The Healthy Teens Act has passed the State Assembly for the past four years, including in 2008. Unfortunately, the Senate has never had the opportunity to vote on the bill due to Senator Bruno's determination not to bring it to the floor for consideration.
Presently New York schools have no requirement to teach students any sex education, be it abstinence or contraception. Even if a school chose to implement a sex education program there is no dedicated line of State funding. Some schools do teach sex ed but only at the discretion of the school district.
"Age appropriate and medically accurate sex education should be mandatory," stated Senator Krueger. "The statistics are quite scary and we cannot expect to change them if we do not provide schools with the funds they need."
The most recent study by the Center for Disease Control shows some staggering statistics:
1 in 4 teenage girls between 14 and 19 years old has contracted at least one of the most common STIs (human papillomavirus (HPV), chlamydia, herpes simplex virus, and trichomoniasis). African Americans teens were at the highest risk with almost 50% having contracted an STI.
40,000 of New York's teens will become pregnant this year, among the highest rate in the nation.

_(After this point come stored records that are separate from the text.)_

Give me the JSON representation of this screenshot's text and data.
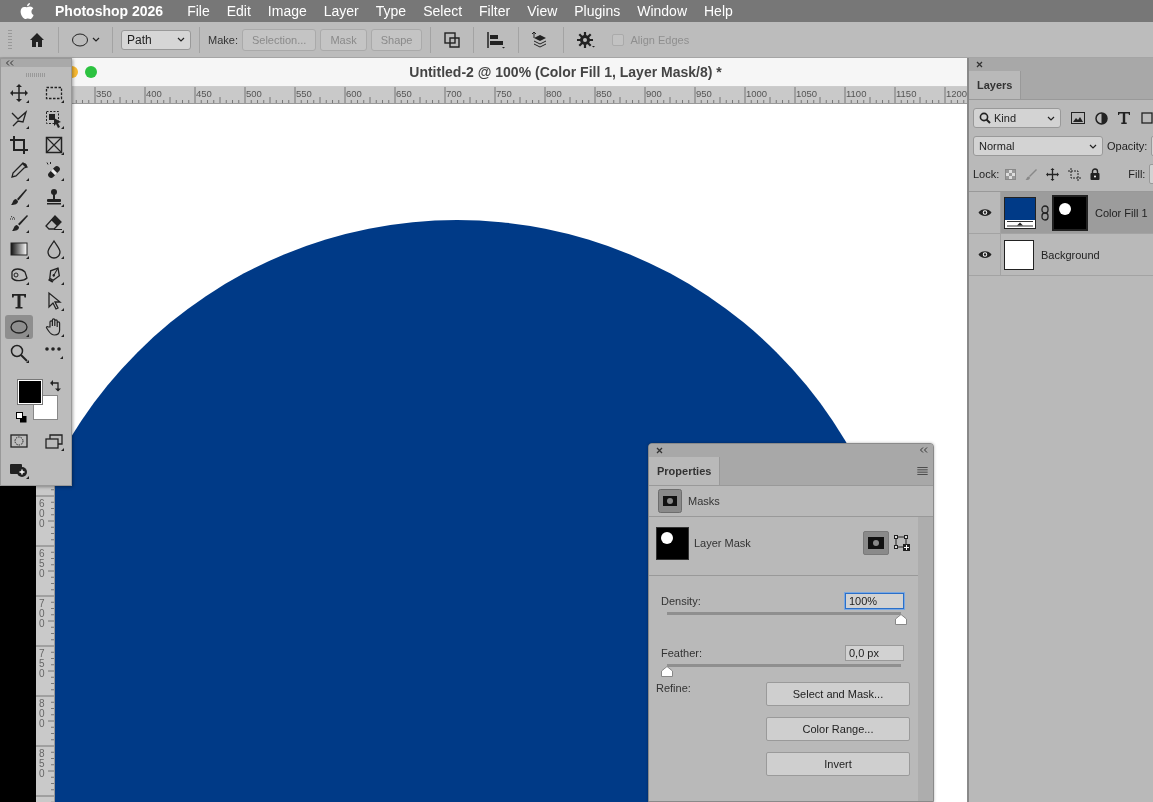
{
  "menu_bar": {
    "app_name": "Photoshop 2026",
    "items": [
      "File",
      "Edit",
      "Image",
      "Layer",
      "Type",
      "Select",
      "Filter",
      "View",
      "Plugins",
      "Window",
      "Help"
    ]
  },
  "options_bar": {
    "mode": "Path",
    "make_label": "Make:",
    "make_buttons": [
      {
        "label": "Selection...",
        "disabled": true
      },
      {
        "label": "Mask",
        "disabled": true
      },
      {
        "label": "Shape",
        "disabled": true
      }
    ],
    "align_edges": {
      "label": "Align Edges",
      "checked": false,
      "disabled": true
    }
  },
  "document": {
    "title": "Untitled-2 @ 100% (Color Fill 1, Layer Mask/8) *",
    "ruler_horizontal": [
      "350",
      "400",
      "450",
      "500",
      "550",
      "600",
      "650",
      "700",
      "750",
      "800",
      "850",
      "900",
      "950",
      "1000",
      "1050",
      "1100",
      "1150",
      "1200"
    ],
    "ruler_vertical": [
      "600",
      "650",
      "700",
      "750",
      "800",
      "850"
    ]
  },
  "toolbar": {
    "tools": [
      {
        "kind": "move",
        "selected": false
      },
      {
        "kind": "marquee",
        "selected": false
      },
      {
        "kind": "lasso",
        "selected": false
      },
      {
        "kind": "objectselect",
        "selected": false
      },
      {
        "kind": "crop",
        "selected": false
      },
      {
        "kind": "frame",
        "selected": false
      },
      {
        "kind": "eyedropper",
        "selected": false
      },
      {
        "kind": "healing",
        "selected": false
      },
      {
        "kind": "brush",
        "selected": false
      },
      {
        "kind": "stamp",
        "selected": false
      },
      {
        "kind": "history",
        "selected": false
      },
      {
        "kind": "eraser",
        "selected": false
      },
      {
        "kind": "gradient",
        "selected": false
      },
      {
        "kind": "blur",
        "selected": false
      },
      {
        "kind": "remove",
        "selected": false
      },
      {
        "kind": "pen",
        "selected": false
      },
      {
        "kind": "type",
        "selected": false
      },
      {
        "kind": "pathselect",
        "selected": false
      },
      {
        "kind": "ellipse",
        "selected": true
      },
      {
        "kind": "hand",
        "selected": false
      },
      {
        "kind": "zoom",
        "selected": false
      },
      {
        "kind": "more",
        "selected": false
      }
    ]
  },
  "layers_panel": {
    "tabs": [
      {
        "label": "Layers",
        "selected": true
      }
    ],
    "filter": "Kind",
    "blend_mode": "Normal",
    "opacity_label": "Opacity:",
    "lock_label": "Lock:",
    "fill_label": "Fill:",
    "layers": [
      {
        "name": "Color Fill 1",
        "kind": "fill",
        "visible": true,
        "selected": true
      },
      {
        "name": "Background",
        "kind": "background",
        "visible": true,
        "selected": false
      }
    ]
  },
  "properties_panel": {
    "tabs": [
      {
        "label": "Properties",
        "selected": true
      }
    ],
    "section": "Masks",
    "mask_name": "Layer Mask",
    "density": {
      "label": "Density:",
      "value": "100%",
      "level": 1,
      "focused": true
    },
    "feather": {
      "label": "Feather:",
      "value": "0,0 px",
      "level": 0,
      "focused": false
    },
    "refine_label": "Refine:",
    "buttons": [
      "Select and Mask...",
      "Color Range...",
      "Invert"
    ]
  }
}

60% of high school seniors in New York will have sex before they graduate.
"This explosion of sexually transmitted disease will only worsen if Senator Bruno doesn't move this legislation now," stated Senator Krueger. "Our children need to be taught in their homes and their classrooms. This legislation also stresses that curricula be developed that encourages communication about sexuality issues between parents and children."
"We need a policy in this state that teaches our youth to make responsible decisions when they are thinking about becoming sexually active," concluded Senator Krueger. "Age-appropriate sex education will ensure that New York's teens are getting the information they need when they need to be learning it."